Pembantaian itu dilakukan pasukan Kekaisaran Ottoman yang pernah memerintah Turki.
Langkah Biden ini kemungkinan akan membebani hubungan AS-Turki yang sudah tegang.
Biden diperkirakan akan menggunakan kata "genosida" dalam sebuah pernyataan hari Sabtu (24/4/2021) waktu Washington yang mengakui Hari Peringatan Genosida Armenia. Itu, jika terealisasi, untuk menepati janji dari kampanyenya saat pemilihan presiden AS.

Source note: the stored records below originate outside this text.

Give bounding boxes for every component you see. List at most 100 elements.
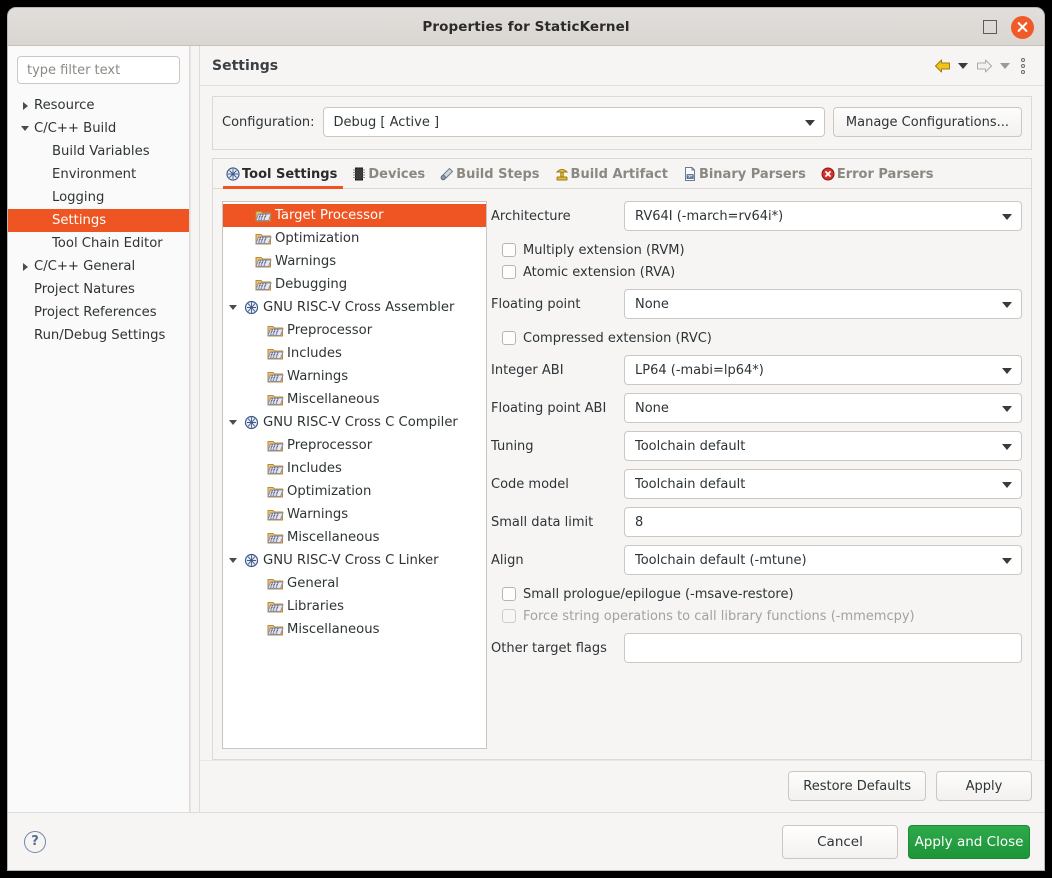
- manage-configurations-button[interactable]: Manage Configurations...: [832, 107, 1022, 137]
- multiply-extension-checkbox[interactable]: [502, 243, 516, 257]
- field-floating-point: Floating point None: [491, 289, 1022, 319]
- tab-devices[interactable]: Devices: [347, 160, 435, 188]
- help-icon[interactable]: ?: [24, 830, 46, 853]
- tool-option-label: Warnings: [275, 254, 337, 269]
- sidebar-item-tool-chain-editor[interactable]: Tool Chain Editor: [8, 232, 189, 255]
- checkbox-multiply-extension[interactable]: Multiply extension (RVM): [491, 239, 1022, 261]
- kebab-menu-icon[interactable]: [1016, 56, 1030, 76]
- tool-option-gnu-risc-v-cross-c-compiler[interactable]: GNU RISC-V Cross C Compiler: [223, 411, 486, 434]
- tool-option-gnu-risc-v-cross-assembler[interactable]: GNU RISC-V Cross Assembler: [223, 296, 486, 319]
- tool-option-warnings[interactable]: Warnings: [223, 365, 486, 388]
- folder-icon: [255, 277, 273, 292]
- page-action-row: Restore Defaults Apply: [200, 760, 1044, 812]
- tool-option-miscellaneous[interactable]: Miscellaneous: [223, 388, 486, 411]
- compressed-extension-checkbox[interactable]: [502, 331, 516, 345]
- tool-option-warnings[interactable]: Warnings: [223, 250, 486, 273]
- sidebar-item-project-references[interactable]: Project References: [8, 301, 189, 324]
- compressed-extension-label: Compressed extension (RVC): [523, 330, 712, 346]
- close-icon[interactable]: [1011, 15, 1034, 39]
- small-data-limit-input[interactable]: 8: [624, 507, 1022, 537]
- tool-option-label: Miscellaneous: [287, 392, 380, 407]
- field-code-model: Code model Toolchain default: [491, 469, 1022, 499]
- tool-option-target-processor[interactable]: Target Processor: [223, 204, 486, 227]
- checkbox-atomic-extension[interactable]: Atomic extension (RVA): [491, 261, 1022, 283]
- tab-tool-settings[interactable]: Tool Settings: [221, 160, 347, 189]
- tool-option-libraries[interactable]: Libraries: [223, 595, 486, 618]
- tab-binary-parsers[interactable]: 010 Binary Parsers: [678, 160, 816, 188]
- tool-option-includes[interactable]: Includes: [223, 457, 486, 480]
- tab-build-artifact[interactable]: Build Artifact: [550, 160, 678, 188]
- tool-option-miscellaneous[interactable]: Miscellaneous: [223, 618, 486, 641]
- architecture-select[interactable]: RV64I (-march=rv64i*): [624, 201, 1022, 231]
- forward-history-chevron-down-icon[interactable]: [1000, 62, 1010, 69]
- tool-option-label: GNU RISC-V Cross C Linker: [263, 553, 439, 568]
- sidebar-item-logging[interactable]: Logging: [8, 186, 189, 209]
- chevron-right-icon[interactable]: [16, 102, 34, 110]
- align-value: Toolchain default (-mtune): [635, 552, 807, 568]
- folder-icon: [267, 369, 285, 384]
- small-prologue-checkbox[interactable]: [502, 587, 516, 601]
- code-model-select[interactable]: Toolchain default: [624, 469, 1022, 499]
- tool-option-general[interactable]: General: [223, 572, 486, 595]
- sidebar-item-project-natures[interactable]: Project Natures: [8, 278, 189, 301]
- tool-option-preprocessor[interactable]: Preprocessor: [223, 319, 486, 342]
- sidebar-item-settings[interactable]: Settings: [8, 209, 189, 232]
- target-processor-form: Architecture RV64I (-march=rv64i*) Multi…: [487, 201, 1022, 749]
- floating-point-abi-select[interactable]: None: [624, 393, 1022, 423]
- architecture-control: RV64I (-march=rv64i*): [624, 201, 1022, 231]
- align-select[interactable]: Toolchain default (-mtune): [624, 545, 1022, 575]
- tool-option-label: Optimization: [275, 231, 360, 246]
- tab-error-parsers[interactable]: Error Parsers: [816, 160, 944, 188]
- tool-option-optimization[interactable]: Optimization: [223, 480, 486, 503]
- build-artifact-icon: [554, 166, 570, 182]
- apply-button[interactable]: Apply: [936, 771, 1032, 801]
- tool-option-miscellaneous[interactable]: Miscellaneous: [223, 526, 486, 549]
- sidebar-item-c-c-general[interactable]: C/C++ General: [8, 255, 189, 278]
- chevron-down-icon[interactable]: [223, 305, 243, 310]
- field-align: Align Toolchain default (-mtune): [491, 545, 1022, 575]
- window-title: Properties for StaticKernel: [422, 18, 630, 35]
- sidebar-item-run-debug-settings[interactable]: Run/Debug Settings: [8, 324, 189, 347]
- chevron-down-icon[interactable]: [223, 420, 243, 425]
- tool-icon: [243, 415, 261, 430]
- tool-option-preprocessor[interactable]: Preprocessor: [223, 434, 486, 457]
- cancel-button[interactable]: Cancel: [782, 824, 898, 859]
- tuning-value: Toolchain default: [635, 438, 746, 454]
- back-history-chevron-down-icon[interactable]: [958, 62, 968, 69]
- sidebar-item-build-variables[interactable]: Build Variables: [8, 140, 189, 163]
- tool-option-gnu-risc-v-cross-c-linker[interactable]: GNU RISC-V Cross C Linker: [223, 549, 486, 572]
- atomic-extension-checkbox[interactable]: [502, 265, 516, 279]
- checkbox-compressed-extension[interactable]: Compressed extension (RVC): [491, 327, 1022, 349]
- back-arrow-icon[interactable]: [932, 56, 952, 76]
- tuning-select[interactable]: Toolchain default: [624, 431, 1022, 461]
- sidebar-item-environment[interactable]: Environment: [8, 163, 189, 186]
- tool-option-warnings[interactable]: Warnings: [223, 503, 486, 526]
- apply-and-close-button[interactable]: Apply and Close: [908, 824, 1030, 859]
- other-target-flags-input[interactable]: [624, 633, 1022, 663]
- chevron-right-icon[interactable]: [16, 263, 34, 271]
- maximize-icon[interactable]: [983, 20, 997, 34]
- tab-build-steps[interactable]: Build Steps: [435, 160, 549, 188]
- filter-input[interactable]: [17, 56, 180, 84]
- tool-option-debugging[interactable]: Debugging: [223, 273, 486, 296]
- checkbox-small-prologue-epilogue[interactable]: Small prologue/epilogue (-msave-restore): [491, 583, 1022, 605]
- tool-option-optimization[interactable]: Optimization: [223, 227, 486, 250]
- forward-arrow-icon[interactable]: [974, 56, 994, 76]
- restore-defaults-button[interactable]: Restore Defaults: [788, 771, 926, 801]
- chevron-down-icon[interactable]: [223, 558, 243, 563]
- tuning-control: Toolchain default: [624, 431, 1022, 461]
- align-control: Toolchain default (-mtune): [624, 545, 1022, 575]
- sidebar-item-c-c-build[interactable]: C/C++ Build: [8, 117, 189, 140]
- panel-sash[interactable]: [190, 46, 200, 812]
- chevron-down-icon[interactable]: [16, 126, 34, 131]
- configuration-select[interactable]: Debug [ Active ]: [322, 107, 825, 137]
- floating-point-select[interactable]: None: [624, 289, 1022, 319]
- sidebar-item-resource[interactable]: Resource: [8, 94, 189, 117]
- tool-option-includes[interactable]: Includes: [223, 342, 486, 365]
- tool-option-label: GNU RISC-V Cross C Compiler: [263, 415, 458, 430]
- integer-abi-select[interactable]: LP64 (-mabi=lp64*): [624, 355, 1022, 385]
- architecture-label: Architecture: [491, 208, 571, 224]
- page-header: Settings: [200, 46, 1044, 86]
- tool-option-label: GNU RISC-V Cross Assembler: [263, 300, 455, 315]
- tool-options-tree: Target Processor Optimization Warnings Debu…: [222, 201, 487, 749]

Dia akan menjadi presiden pertama AS dalam 40 tahun terakhir yang secara terbuka menyatakan bahwa pembunuhan massal selama tahun-tahun terakhir Kekaisaran Ottoman adalah genosida.
Gedung Putih tidak menyebutkan masalah tersebut dalam sebuah pernyataan tentang panggilan telepon Biden dengan Erdogan. Itu merupakan percakapan telepon pertama sejak Biden menjabat presiden.
Gedung Putih hanya mengatakan bahwa Biden mengatakan kepada pemimpin Turki itu bahwa dia tertarik pada “hubungan bilateral yang konstruktif dengan area kerjasama yang diperluas dan manajemen perselisihan yang efektif."
Menurut Gedung Putih, Biden dan Putin setuju untuk bertemu selama KTT NATO di Brussel pada bulan Juni mendatang. Tetapi hubungan antara Washington dan Ankara telah memburuk karena keputusan Turki untuk membeli sistem pertahanan rudal S-400 dari Rusia, yang menyebabkan pemerintahan Donald Trump menjatuhkan sanksi yang belum pernah terjadi sebelumnya terhadap sekutu NATO-nya tersebut.
Pada 2018, kampanye militer Erdogan di Suriah utara melawan pasukan Kurdi membuat jengkel para pemimpin Kongres AS.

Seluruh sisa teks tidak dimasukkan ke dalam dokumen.